Parody and double consciousness in the language of early Black musical theatre
African American Review, Summer, 1995 by David Krasner
My name's Miss Hannah from Savannah Ah wants all you folks to understand - ah; Ahm some de blue-blood ob de land - ah, I'se Miss Hannah from Savannah!
This song's assertive nature suggests, according to Richard Newman, the singer's "strong sense of identity and self-worth" (478). White audiences may have found the African American dialect amusing, but the paradox and double consciousness lie in the singer's defiant tone. She may be from Savannah (an allusion to black regional inferiority), but she is also an American (blue-blood). In Du Bois's terms, the character draws our attention to "the two warring ideals in one dark body, whose dogged strength alone keeps it from being torn asunder" (215).
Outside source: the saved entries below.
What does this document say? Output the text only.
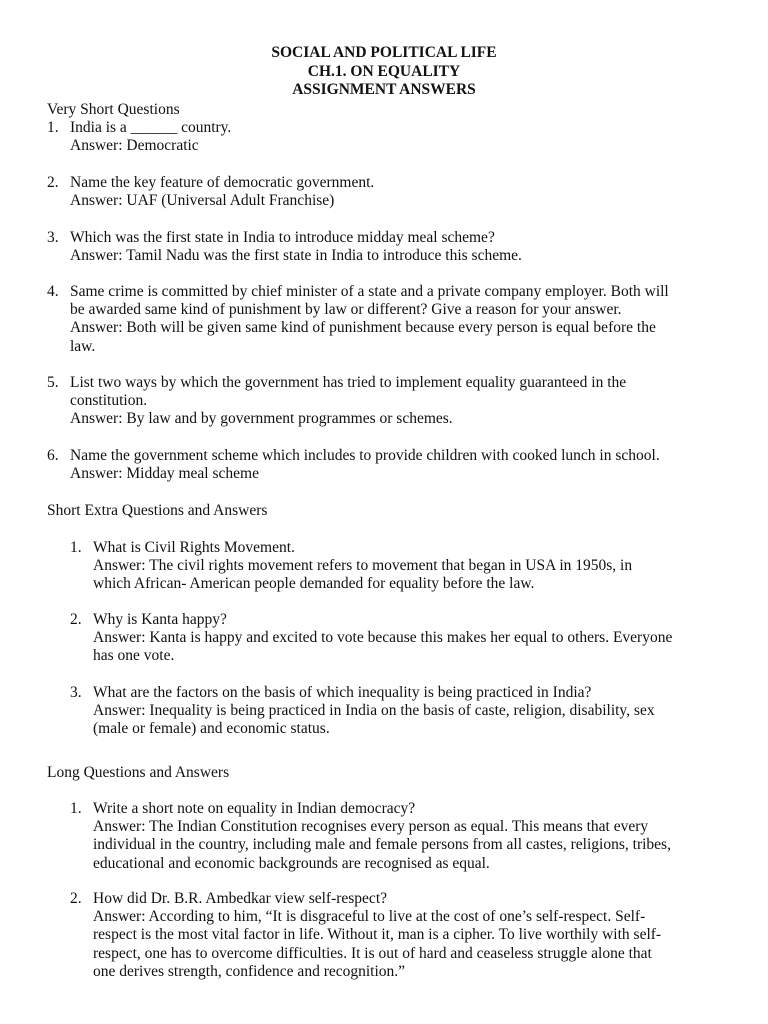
SOCIAL AND POLITICAL LIFE
CH.1. ON EQUALITY
ASSIGNMENT ANSWERS
Very Short Questions
1. India is a ______ country.
Answer: Democratic
2. Name the key feature of democratic government.
Answer: UAF (Universal Adult Franchise)
3. Which was the first state in India to introduce midday meal scheme?
Answer: Tamil Nadu was the first state in India to introduce this scheme.
4. Same crime is committed by chief minister of a state and a private company employer. Both will
be awarded same kind of punishment by law or different? Give a reason for your answer.
Answer: Both will be given same kind of punishment because every person is equal before the
law.
5. List two ways by which the government has tried to implement equality guaranteed in the
constitution.
Answer: By law and by government programmes or schemes.
6. Name the government scheme which includes to provide children with cooked lunch in school.
Answer: Midday meal scheme
Short Extra Questions and Answers
1. What is Civil Rights Movement.
Answer: The civil rights movement refers to movement that began in USA in 1950s, in
which African- American people demanded for equality before the law.
2. Why is Kanta happy?
Answer: Kanta is happy and excited to vote because this makes her equal to others. Everyone
has one vote.
3. What are the factors on the basis of which inequality is being practiced in India?
Answer: Inequality is being practiced in India on the basis of caste, religion, disability, sex
(male or female) and economic status.
Long Questions and Answers
1. Write a short note on equality in Indian democracy?
Answer: The Indian Constitution recognises every person as equal. This means that every
individual in the country, including male and female persons from all castes, religions, tribes,
educational and economic backgrounds are recognised as equal.
2. How did Dr. B.R. Ambedkar view self-respect?
Answer: According to him, “It is disgraceful to live at the cost of one’s self-respect. Self-
respect is the most vital factor in life. Without it, man is a cipher. To live worthily with self-
respect, one has to overcome difficulties. It is out of hard and ceaseless struggle alone that
one derives strength, confidence and recognition.”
Aida Overton Walker recognized her own historical position as an African American woman and responded to it with skill and determination. Her awareness of historical context included sensitivity to conditions of race and gender and to theatrical conventions as these affected the circulation and reception of productions by and among black people. The Souls of Black Folk, for example, appears to have had a considerable impact on Walker's public discourse. Du Bois wrote that the "problem of the twentieth century is the problem of the colorline" (221). Three years later Walker voiced similar sentiments: "In this age, we are all fighting the one problem - that is the color problem" (571). Walker wanted to capture the attention of white audiences, but equally, if not more, she wanted to foster an awareness of the conditions which African American performers had to endure. In a 1906 interview, she voiced the following outrage at her life in musical theatre:
You haven't the faintest conception of the difficulties which must be overcome, of the prejudices which must be left slumbering, of the things we must avoid whenever we write or sing a piece of music, put on a play or a sketch, walk out in the street or land in a new town.
No white can understand these things, much less appreciate them. Every little thing we do must be thought out and arranged by negroes, because they alone know how easy it is for a colored show to offend a white audience.
Let me give you an example. In all the ten years that I have appeared [in] and helped produce a great many plays of musical nature, there has never been even the remotest suspicion of a love story in any of them.
During those same ten years I do not think there has ever been a single white company which has produced any kind of a musical play in which a love story was not the central notion.
Now, why is this. It is not an accident or because we do not want to put on plays as beautiful or as artistic in every way as do white actors, but because there is a popular prejudice against love scenes enacted by negroes.(10)
In "That's Why They Call Me Shine,"(11) a tune Walker created for S. H. Dudley's production of His Honor the Barber,(12) double consciousness and parody surface again:
'Cause my hair is curly 'Cause my teeth are pearly Just because I always wear a smile Like to dress up in the latest style 'Cause I'm glad I'm living Take trouble smiling, never whine Just because my color's shady That's why they call me "Shine."